Et comment ne pas être surpris par l'activité intense de cette capitale en pleine expansion qui  a su tirer parti des délocalisations européennes et entrer avec panache dans la catégorie des pays émergents ? Commerçante dans l'âme, la Tunisie s'est adaptée à l'économie de marché  et pratique un réformisme progressif, privilégiant les évolutions aux révolutions. Le tourisme arrive en bonne position ( 3e du PIB ) et les hôtels ( 4 et 5 étoiles ) ne vous décevront pas, d'autant que le service est des plus attentif et aimable. Les 3 étoiles peuvent être tout à fait corrects mais plus anciens, parfois un peu vieillots. La Tunisie est particulièrement agréable à parcourir, ne serait-ce que pour les raisons suivantes : on y parle le français, le réseau routier tunisien offre 19 000 km de routes asphaltées, la signalisation est bilingue arabe/française, on y mange fort bien et bio, les prix sont attractifs et, du nord au sud, vous jouirez de paysages divers et captivants et de sites archéologiques d'un très grand intérêt. Ayant conservé les mêmes frontières depuis 28 siècles, le pays présente une belle homogénéité, d'autant qu'il a su digérer les populations venues d'ailleurs et que la religion islamique, très pratiquée, est un formidable ciment. Le patriotisme est également un autre élément fédérateur: Chaque matin, dans les lycées, les élèves assistent au lever des couleurs en chantant l'hymne national. Mais le pays ne s'est pas moins ouvert à la modernité. Ici la polygamie est interdite, les jeunes filles ont accès aux universités et facultés et bénéficient d'une liberté dont elles n'abusent pas. Il n'est pas rare de voir dans les rues, bras dessus, bras dessous, des étudiantes avec le foulard et d'autres avec le jean, parfois la mini-jupe. Mais, dans l'ensemble, les jeunes filles sont discrètes, peu provocantes. Ce qui frappe en Tunisie, c'est l'harmonie. La drogue étant vivement réprimée ( 1 an de prison ferme pour celui qui en use, 7 ans pour celui qui en vend ), la jeunesse est protégée de la grande délinquance. Mais nos délinquants, ils sont chez vous - m'a dit une jeune guide avec un sourire - car, chez nous, ils seraient derrière les barreaux...
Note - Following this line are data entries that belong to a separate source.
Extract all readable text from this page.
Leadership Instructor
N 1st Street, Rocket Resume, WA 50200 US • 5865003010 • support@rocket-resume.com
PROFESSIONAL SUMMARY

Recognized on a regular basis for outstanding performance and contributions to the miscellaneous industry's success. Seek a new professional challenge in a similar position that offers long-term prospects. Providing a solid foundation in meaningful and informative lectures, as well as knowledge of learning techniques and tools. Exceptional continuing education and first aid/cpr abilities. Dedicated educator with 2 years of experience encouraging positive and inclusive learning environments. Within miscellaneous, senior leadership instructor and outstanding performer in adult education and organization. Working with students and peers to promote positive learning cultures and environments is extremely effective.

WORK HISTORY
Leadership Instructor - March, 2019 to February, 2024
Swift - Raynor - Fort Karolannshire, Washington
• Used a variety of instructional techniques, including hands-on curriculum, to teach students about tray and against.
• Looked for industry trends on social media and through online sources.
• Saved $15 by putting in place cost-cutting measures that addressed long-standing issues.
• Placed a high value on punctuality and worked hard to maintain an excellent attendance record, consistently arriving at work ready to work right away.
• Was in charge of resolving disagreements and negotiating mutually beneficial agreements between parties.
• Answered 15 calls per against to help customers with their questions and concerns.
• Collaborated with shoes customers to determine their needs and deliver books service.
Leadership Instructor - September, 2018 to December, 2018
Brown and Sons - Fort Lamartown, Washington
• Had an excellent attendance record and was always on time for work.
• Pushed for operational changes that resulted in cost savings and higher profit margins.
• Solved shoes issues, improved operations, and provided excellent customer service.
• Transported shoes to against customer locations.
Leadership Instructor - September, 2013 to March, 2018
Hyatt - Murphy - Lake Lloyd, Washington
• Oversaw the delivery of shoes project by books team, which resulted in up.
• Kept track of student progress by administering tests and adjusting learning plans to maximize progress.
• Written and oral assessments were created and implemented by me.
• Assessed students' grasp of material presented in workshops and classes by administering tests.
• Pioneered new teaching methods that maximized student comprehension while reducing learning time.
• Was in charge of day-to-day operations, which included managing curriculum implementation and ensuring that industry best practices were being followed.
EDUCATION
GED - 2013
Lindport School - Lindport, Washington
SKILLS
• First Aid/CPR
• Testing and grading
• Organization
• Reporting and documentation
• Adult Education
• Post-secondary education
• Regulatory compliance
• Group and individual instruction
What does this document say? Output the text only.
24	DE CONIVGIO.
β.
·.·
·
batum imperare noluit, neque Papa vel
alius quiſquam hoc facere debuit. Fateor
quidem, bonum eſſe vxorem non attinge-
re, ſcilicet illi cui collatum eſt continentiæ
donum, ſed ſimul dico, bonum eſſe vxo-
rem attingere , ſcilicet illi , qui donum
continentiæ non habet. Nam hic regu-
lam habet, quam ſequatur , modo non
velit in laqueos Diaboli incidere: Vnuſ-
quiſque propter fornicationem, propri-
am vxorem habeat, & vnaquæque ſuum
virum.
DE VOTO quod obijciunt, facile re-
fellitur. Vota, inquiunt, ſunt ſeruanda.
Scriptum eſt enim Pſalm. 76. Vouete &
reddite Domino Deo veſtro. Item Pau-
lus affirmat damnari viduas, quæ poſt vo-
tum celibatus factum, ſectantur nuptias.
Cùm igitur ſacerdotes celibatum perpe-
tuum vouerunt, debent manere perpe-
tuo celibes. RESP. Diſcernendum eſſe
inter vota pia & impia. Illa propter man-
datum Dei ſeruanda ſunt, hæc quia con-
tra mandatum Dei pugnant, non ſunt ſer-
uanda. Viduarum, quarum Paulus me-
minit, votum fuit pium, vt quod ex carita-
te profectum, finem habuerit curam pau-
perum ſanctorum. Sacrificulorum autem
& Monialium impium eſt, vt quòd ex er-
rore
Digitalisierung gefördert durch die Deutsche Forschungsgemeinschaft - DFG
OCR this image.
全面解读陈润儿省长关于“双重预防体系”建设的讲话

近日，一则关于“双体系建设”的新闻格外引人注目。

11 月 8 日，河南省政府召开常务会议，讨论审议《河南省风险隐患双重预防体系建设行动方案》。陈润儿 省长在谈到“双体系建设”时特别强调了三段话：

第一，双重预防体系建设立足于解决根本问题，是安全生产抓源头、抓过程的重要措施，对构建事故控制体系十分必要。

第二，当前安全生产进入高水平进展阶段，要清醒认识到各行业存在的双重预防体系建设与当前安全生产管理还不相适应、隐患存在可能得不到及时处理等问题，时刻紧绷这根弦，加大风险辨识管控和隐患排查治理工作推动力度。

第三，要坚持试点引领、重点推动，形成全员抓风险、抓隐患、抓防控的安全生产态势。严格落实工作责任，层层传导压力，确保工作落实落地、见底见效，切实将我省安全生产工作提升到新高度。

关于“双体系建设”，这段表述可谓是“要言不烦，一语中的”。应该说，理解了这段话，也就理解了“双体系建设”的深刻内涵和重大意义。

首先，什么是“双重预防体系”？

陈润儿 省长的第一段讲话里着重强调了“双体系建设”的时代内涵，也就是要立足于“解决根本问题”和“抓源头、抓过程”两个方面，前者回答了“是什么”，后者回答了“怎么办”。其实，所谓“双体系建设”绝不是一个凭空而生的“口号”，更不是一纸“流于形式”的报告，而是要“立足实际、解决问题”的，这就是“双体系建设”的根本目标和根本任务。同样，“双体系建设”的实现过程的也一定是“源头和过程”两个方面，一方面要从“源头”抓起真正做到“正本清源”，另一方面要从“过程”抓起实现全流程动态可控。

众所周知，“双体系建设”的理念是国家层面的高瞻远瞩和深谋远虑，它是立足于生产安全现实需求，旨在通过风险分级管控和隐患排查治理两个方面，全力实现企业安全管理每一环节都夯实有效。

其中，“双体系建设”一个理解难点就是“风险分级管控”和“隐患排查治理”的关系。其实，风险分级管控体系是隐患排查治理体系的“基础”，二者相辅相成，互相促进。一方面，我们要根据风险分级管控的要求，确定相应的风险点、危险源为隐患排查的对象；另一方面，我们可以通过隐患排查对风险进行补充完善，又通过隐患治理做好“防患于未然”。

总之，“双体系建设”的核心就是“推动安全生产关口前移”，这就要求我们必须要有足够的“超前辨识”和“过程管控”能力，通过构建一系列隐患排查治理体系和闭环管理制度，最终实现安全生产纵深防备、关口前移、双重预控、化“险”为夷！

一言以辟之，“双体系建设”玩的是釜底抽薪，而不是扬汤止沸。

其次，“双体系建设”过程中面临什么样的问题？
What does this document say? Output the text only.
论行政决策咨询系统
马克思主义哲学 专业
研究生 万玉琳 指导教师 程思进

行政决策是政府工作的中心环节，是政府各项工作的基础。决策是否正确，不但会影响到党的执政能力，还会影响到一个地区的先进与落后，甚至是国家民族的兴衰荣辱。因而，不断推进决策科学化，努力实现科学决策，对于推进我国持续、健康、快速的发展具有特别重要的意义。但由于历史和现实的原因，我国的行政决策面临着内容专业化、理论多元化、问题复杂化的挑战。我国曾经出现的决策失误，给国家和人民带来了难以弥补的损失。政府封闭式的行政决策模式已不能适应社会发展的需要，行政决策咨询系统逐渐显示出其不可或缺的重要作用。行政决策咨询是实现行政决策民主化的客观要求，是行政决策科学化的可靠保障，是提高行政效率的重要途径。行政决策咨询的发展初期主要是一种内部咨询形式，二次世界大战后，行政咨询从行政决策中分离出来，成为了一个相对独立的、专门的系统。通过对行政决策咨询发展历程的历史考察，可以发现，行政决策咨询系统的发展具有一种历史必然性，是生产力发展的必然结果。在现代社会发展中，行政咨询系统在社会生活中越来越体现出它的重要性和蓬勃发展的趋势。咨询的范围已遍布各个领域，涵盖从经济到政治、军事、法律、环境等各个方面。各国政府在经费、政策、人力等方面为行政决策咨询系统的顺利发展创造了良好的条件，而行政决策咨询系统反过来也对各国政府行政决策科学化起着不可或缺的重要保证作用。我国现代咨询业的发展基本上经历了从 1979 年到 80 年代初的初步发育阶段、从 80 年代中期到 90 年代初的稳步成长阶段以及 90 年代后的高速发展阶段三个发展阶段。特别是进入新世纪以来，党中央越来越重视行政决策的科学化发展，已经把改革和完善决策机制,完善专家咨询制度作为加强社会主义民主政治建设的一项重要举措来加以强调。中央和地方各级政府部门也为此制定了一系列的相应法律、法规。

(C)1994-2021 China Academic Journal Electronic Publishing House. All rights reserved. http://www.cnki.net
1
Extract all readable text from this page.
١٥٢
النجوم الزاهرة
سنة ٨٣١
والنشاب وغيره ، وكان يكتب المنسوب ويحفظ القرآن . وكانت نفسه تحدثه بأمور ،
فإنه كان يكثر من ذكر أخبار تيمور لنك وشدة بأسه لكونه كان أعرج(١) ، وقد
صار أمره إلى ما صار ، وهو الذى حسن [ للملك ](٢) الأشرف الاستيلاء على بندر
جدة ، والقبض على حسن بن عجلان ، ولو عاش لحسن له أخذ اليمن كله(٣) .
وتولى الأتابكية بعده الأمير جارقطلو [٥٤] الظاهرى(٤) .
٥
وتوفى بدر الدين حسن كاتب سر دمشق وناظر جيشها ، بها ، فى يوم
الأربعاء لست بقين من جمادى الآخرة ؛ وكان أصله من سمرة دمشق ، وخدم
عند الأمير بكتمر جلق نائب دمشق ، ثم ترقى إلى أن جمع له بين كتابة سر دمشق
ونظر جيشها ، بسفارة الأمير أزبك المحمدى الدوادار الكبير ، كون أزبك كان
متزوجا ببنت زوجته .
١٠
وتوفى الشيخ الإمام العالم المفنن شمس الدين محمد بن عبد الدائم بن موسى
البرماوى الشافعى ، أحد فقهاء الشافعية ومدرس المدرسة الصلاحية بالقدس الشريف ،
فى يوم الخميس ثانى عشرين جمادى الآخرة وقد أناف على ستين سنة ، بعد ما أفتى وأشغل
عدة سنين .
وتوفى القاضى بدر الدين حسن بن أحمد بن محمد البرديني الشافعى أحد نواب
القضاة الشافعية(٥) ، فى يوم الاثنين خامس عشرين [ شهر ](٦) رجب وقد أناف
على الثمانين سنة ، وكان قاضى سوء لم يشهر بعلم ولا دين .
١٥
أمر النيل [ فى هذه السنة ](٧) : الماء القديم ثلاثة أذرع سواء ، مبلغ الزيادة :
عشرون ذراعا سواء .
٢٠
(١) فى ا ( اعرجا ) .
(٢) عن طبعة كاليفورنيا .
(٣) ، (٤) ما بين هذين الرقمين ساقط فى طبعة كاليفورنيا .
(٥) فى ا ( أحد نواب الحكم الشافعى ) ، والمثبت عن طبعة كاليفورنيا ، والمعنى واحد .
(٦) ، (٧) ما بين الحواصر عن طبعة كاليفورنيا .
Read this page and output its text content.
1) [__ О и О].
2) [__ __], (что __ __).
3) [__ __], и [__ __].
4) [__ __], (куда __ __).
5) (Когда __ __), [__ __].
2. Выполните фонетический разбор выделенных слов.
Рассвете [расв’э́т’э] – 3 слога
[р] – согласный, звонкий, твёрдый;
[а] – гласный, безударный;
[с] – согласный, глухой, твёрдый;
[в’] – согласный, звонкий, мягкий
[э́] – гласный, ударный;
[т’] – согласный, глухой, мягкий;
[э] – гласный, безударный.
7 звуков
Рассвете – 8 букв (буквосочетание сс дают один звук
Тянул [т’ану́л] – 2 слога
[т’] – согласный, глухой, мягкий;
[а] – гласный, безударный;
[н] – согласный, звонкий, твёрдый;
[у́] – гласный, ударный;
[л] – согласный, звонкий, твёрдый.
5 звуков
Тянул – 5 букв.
Quand partir ? En avril et mai pour voir le pays en fleurs, ou en septembre et octobre, lorsque les chaleurs sont moins lourdes et la mer encore chaude. Où séjourner : à Tunis, Hammamet nord, Sousse, Mahdia, Tabarka, Tozeur, Djerba. Pour les achats, mieux vaut s'adresser aux boutiques d'état aux prix imposés, surtout si l'on n'aime guère marchander. Ainsi pas de surprise désagréable et des prix toujours avantageux. La qualité de l'artisanat est telle que l'on peut se laisser tenter par les tapis de Kairouan, les poteries de Nabeul, les bijoux de Mahdia et Djerba, les mosaïques d' El Jem et les cuirs et parfums dans la médina de Tunis.